SAC quer regras mais flexíveis para aeroportos da AM

Proposta de Medida Provisória "com o objetivo de tornar a regulação dos aeroportos pela Agência Nacional de Aviação Civil (Anac) mais adequada à realidade regional da Amazônia" foi encaminhada nesta terça-feira pela Secretaria de Aviação Civil (SAC) para a Casa Civil da Presidência da República. Em nota, a SAC informa que a proposta altera o Código Brasileiro de Aeronáutica (Lei nº 7.565), de forma a permitir que as operações sejam adequadas às condições locais, para promover a integração social, o fomento regional, o acesso à saúde e o apoio a operações de segurança.

AYR ALISKI, Estadão Conteúdo

14 de outubro de 2014 | 20h19

"A Medida Provisória abre caminho para que a Anac possa fazer uma regulação adequada às características regionais da Amazônia Legal, ajudando a fomentar o desenvolvimento do transporte aéreo e permitindo, assim, o atendimento de comunidades isoladas e sua integração nacional", afirma, na nota, o ministro da Aviação Civil, Moreira Franco.

Segundo a Secretaria de Aviação Civil, a proposta surgiu a partir de um grupo de trabalho destinado a estudar e apresentar ações para solucionar problemas específicos relacionados à operação de aeroportos públicos na região amazônica e que apresentam dificuldades no funcionamento, causando prejuízo à comunidade. Entraram na discussão questões como investimentos na infraestrutura, legislação, gestão dos aeroportos e transporte aéreo. As adequações, segundo a SAC, permitirão que sejam adotados critérios técnicos mais flexíveis para autorizar operações nos aeroportos da região.

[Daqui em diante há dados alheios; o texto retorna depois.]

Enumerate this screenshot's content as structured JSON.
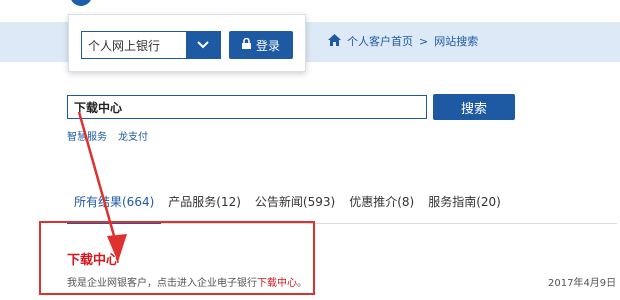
{
  "header": {
    "bank_select": {
      "value": "个人网上银行",
      "icon": "chevron-down-icon"
    },
    "login_button": {
      "label": "登录",
      "icon": "lock-icon"
    },
    "breadcrumb": {
      "home": "个人客户首页",
      "separator": ">",
      "current": "网站搜索",
      "icon": "home-icon"
    }
  },
  "search": {
    "query": "下载中心",
    "button_label": "搜索",
    "quick_links": [
      "智慧服务",
      "龙支付"
    ]
  },
  "tabs": [
    {
      "label": "所有结果(664)",
      "active": true
    },
    {
      "label": "产品服务(12)",
      "active": false
    },
    {
      "label": "公告新闻(593)",
      "active": false
    },
    {
      "label": "优惠推介(8)",
      "active": false
    },
    {
      "label": "服务指南(20)",
      "active": false
    }
  ],
  "result": {
    "title": "下载中心",
    "desc_prefix": "我是企业网银客户，点击进入企业电子银行",
    "desc_highlight": "下载中心",
    "desc_suffix": "。",
    "date": "2017年4月9日"
  },
  "colors": {
    "brand_blue": "#1e5aa3",
    "nav_band": "#dde9f6",
    "annotation_red": "#e03131"
  }
}
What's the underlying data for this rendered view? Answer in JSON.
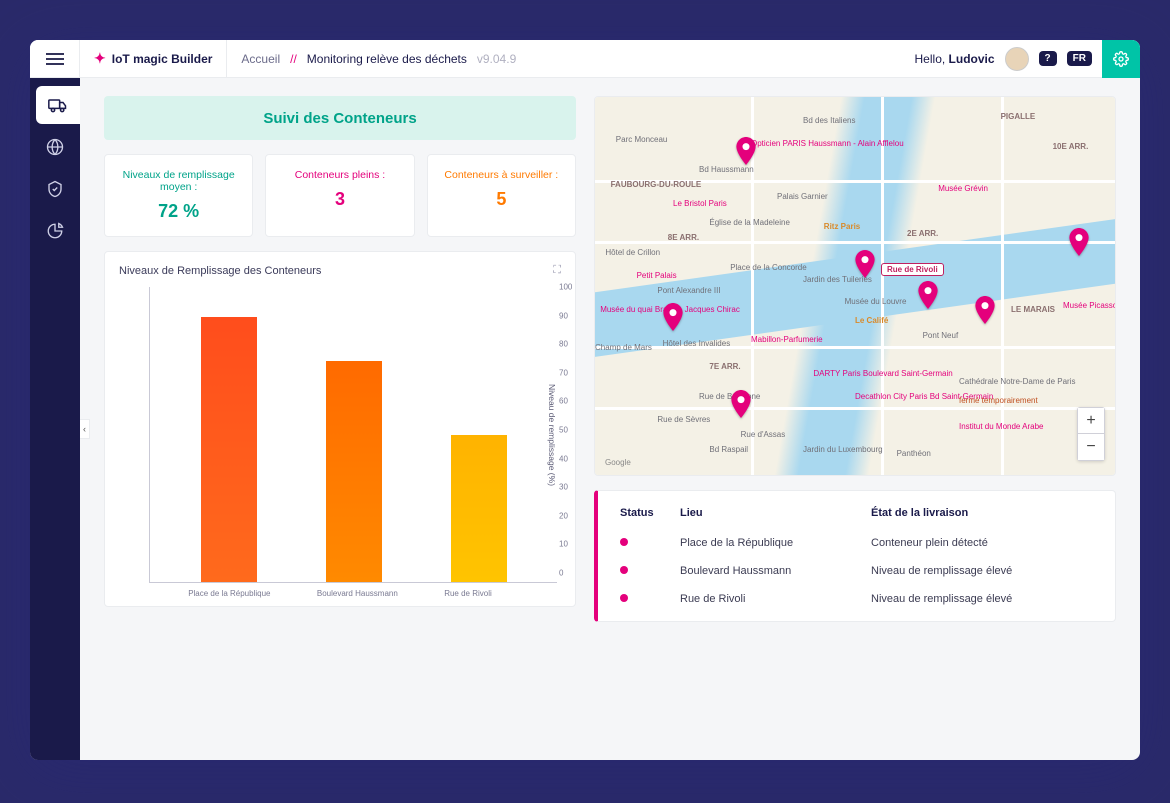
{
  "brand": "IoT magic Builder",
  "breadcrumb": {
    "home": "Accueil",
    "sep": "//",
    "current": "Monitoring relève des déchets",
    "version": "v9.04.9"
  },
  "greeting_prefix": "Hello, ",
  "greeting_name": "Ludovic",
  "lang_badge": "FR",
  "help_badge": "?",
  "banner_title": "Suivi des Conteneurs",
  "kpis": [
    {
      "label": "Niveaux de remplissage moyen :",
      "value": "72 %"
    },
    {
      "label": "Conteneurs pleins :",
      "value": "3"
    },
    {
      "label": "Conteneurs à surveiller :",
      "value": "5"
    }
  ],
  "chart_title": "Niveaux de Remplissage des Conteneurs",
  "chart_ylabel": "Niveau de remplissage (%)",
  "chart_data": {
    "type": "bar",
    "categories": [
      "Place de la République",
      "Boulevard Haussmann",
      "Rue de Rivoli"
    ],
    "values": [
      90,
      75,
      50
    ],
    "title": "Niveaux de Remplissage des Conteneurs",
    "xlabel": "",
    "ylabel": "Niveau de remplissage (%)",
    "ylim": [
      0,
      100
    ],
    "ticks": [
      100,
      90,
      80,
      70,
      60,
      50,
      40,
      30,
      20,
      10,
      0
    ]
  },
  "map": {
    "callout": "Rue de Rivoli",
    "attribution": "Google",
    "pois": {
      "d1": "FAUBOURG-DU-ROULE",
      "d2": "8E ARR.",
      "d3": "7E ARR.",
      "d4": "2E ARR.",
      "d5": "10E ARR.",
      "d6": "LE MARAIS",
      "d7": "PIGALLE",
      "p1": "Parc Monceau",
      "p2": "Opticien PARIS Haussmann - Alain Afflelou",
      "p3": "Bd Haussmann",
      "p4": "Bd des Italiens",
      "p5": "Le Bristol Paris",
      "p6": "Palais Garnier",
      "p7": "Musée Grévin",
      "p8": "Église de la Madeleine",
      "p9": "Ritz Paris",
      "p10": "Hôtel de Crillon",
      "p11": "Petit Palais",
      "p12": "Pont Alexandre III",
      "p13": "Place de la Concorde",
      "p14": "Jardin des Tuileries",
      "p15": "Musée du quai Branly - Jacques Chirac",
      "p16": "Le Califé",
      "p17": "Musée du Louvre",
      "p18": "Pont Neuf",
      "p19": "Champ de Mars",
      "p20": "Hôtel des Invalides",
      "p21": "Mabillon-Parfumerie",
      "p22": "Rue de Babylone",
      "p23": "Rue d'Assas",
      "p24": "DARTY Paris Boulevard Saint-Germain",
      "p25": "Decathlon City Paris Bd Saint-Germain",
      "p26": "Cathédrale Notre-Dame de Paris",
      "p27": "Institut du Monde Arabe",
      "p28": "Jardin du Luxembourg",
      "p29": "Panthéon",
      "p30": "Musée Picasso",
      "p31": "Rue de Sèvres",
      "p32": "Bd Raspail",
      "p33": "fermé temporairement"
    }
  },
  "table": {
    "headers": {
      "status": "Status",
      "lieu": "Lieu",
      "etat": "État de la livraison"
    },
    "rows": [
      {
        "lieu": "Place de la République",
        "etat": "Conteneur plein détecté"
      },
      {
        "lieu": "Boulevard Haussmann",
        "etat": "Niveau de remplissage élevé"
      },
      {
        "lieu": "Rue de Rivoli",
        "etat": "Niveau de remplissage élevé"
      }
    ]
  }
}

As mudanças têm foco na Amazônia Legal, área que compreende os Estados da Região Norte (Acre, Amapá, Amazonas, Pará, Rondônia, Roraima e Tocantins), além de Mato Grosso e do oeste do Maranhão, correspondendo a 60% do território nacional. De acordo com a SAC, "a proposta de MP é o primeiro passo da Secretaria de Aviação Civil com o intuito de estimular o desenvolvimento da aviação regional, especificamente na região da Amazônia Legal". A partir da aprovação dessa nova base legal, a Anac terá a possibilidade de aprovar alterações em seus regulamentos e a SAC poderá adotar ações de fomento visando estimular as operações locais.

"Precisamos ter aeroportos que funcionem. Afinal, as distâncias ali, na Amazônia Legal, são medidas por horas de barco ou horas de voo. Se aprovada, a medida provisória permitirá que a Anac faça avaliações nos aeroportos de acordo com a realidade local, preservando a segurança, mas sem querer que os aeroportos cumpram exigências absurdas", comenta, na nota divulgada hoje, o ministro Moreira Franco.